Tabut merupakan peti kayu berlapis emas tempat menyimpan Taurat. Tabut yang diyakini Bani Israil membawa ketenangan dan kemakmuran tersebut tersebut direbut musuh yang menindas dan menguasai wilayah mereka. Lalu terbuktilah tanda tersebut, malaikat membawa Tabut tersebut dan menjatuhkannya pada Bani Israil. Talut pun kemudian terbukti diutus sebagai raja Bani Israil.

Dengan segera, Thalut mengumpulkan keuatan Bani Israil untuk melawan kelompok penindas pimpinan Jalut. Talut pun memilih 80 ribu pemuda sebagai prajuritnya. Mereka berbaris dengan perlatan lengkap dan berangkat untuk memerangi tentara Jalut. Jalanan sahara membuat pasukan begitu lelah dan sangat kehausan. Di tengah perjalanan, Allah menguji pasukan Thalut dengan sungai yang mengalir diantara Yordania dan Palestina.

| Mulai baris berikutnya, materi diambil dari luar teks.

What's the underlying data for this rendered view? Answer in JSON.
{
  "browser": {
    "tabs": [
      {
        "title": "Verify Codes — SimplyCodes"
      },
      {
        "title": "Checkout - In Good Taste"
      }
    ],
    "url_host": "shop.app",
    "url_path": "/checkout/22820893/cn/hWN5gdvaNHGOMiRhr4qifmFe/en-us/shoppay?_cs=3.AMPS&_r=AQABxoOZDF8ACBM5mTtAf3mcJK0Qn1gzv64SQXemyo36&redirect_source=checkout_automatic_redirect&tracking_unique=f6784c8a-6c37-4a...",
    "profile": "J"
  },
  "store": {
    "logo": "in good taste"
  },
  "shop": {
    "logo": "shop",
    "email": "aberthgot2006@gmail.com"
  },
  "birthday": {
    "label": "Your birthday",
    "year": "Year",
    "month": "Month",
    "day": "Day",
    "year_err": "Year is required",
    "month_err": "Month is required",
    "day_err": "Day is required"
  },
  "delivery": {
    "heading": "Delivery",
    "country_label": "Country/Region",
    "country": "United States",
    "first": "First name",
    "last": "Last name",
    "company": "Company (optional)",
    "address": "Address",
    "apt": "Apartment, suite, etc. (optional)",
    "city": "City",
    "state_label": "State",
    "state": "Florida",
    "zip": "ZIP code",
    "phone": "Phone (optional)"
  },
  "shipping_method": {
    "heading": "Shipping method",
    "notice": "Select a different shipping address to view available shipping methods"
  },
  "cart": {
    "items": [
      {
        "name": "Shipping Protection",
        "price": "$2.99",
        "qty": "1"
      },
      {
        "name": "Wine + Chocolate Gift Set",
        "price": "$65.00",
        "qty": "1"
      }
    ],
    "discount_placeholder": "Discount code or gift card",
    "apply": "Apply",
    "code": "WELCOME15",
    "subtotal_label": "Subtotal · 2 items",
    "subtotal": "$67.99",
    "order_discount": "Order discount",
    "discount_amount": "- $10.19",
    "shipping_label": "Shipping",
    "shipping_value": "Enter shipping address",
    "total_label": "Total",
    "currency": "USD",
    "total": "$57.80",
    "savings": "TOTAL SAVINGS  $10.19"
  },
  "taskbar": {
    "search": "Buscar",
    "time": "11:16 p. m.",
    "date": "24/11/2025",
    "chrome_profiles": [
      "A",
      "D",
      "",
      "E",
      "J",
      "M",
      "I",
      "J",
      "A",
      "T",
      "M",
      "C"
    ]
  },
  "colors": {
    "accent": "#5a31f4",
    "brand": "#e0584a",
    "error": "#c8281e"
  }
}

Thalut telah mewanti-wanti agar pasukannya tak meminum air sungai tersebut kecuali seciduk tangan saja untuk menghilangkan dahaga. "Sungguh Allah akan menguji kalian dengan sungai. Siapapun yang meminum air dari sungai itu maka ia tidak akan menemaniku," ujar Thalut.[3]

Namun nafsu menguasai sebagian besar pasukan Thalut. Mereka pun melanggar perintah pemimpin mereka dengan meminum air sungai tersebut sepuas-puasnya. Dari 70 ribu pasukan, hanya sekitar 300an orang saja yang mematuhi Thalut.

Mereka terdiri dari orang-orang shalih, salah satu diantara mereka ialah Daud yang saat itu belum diangkat sebagai seorang nabiyullah.

Dengan berat, Thalut pun melanjutkan perjalanan hanya dengan 300 prajurit. Pasukan lain yang tamak meminum air sebanyak-banyaknya tersebut menjadi pucat dan takut berperang. Dengan jumlah yang minim, mereka maju berperang melawan pasukan Jalut yang bertubuh besar dan perkasa.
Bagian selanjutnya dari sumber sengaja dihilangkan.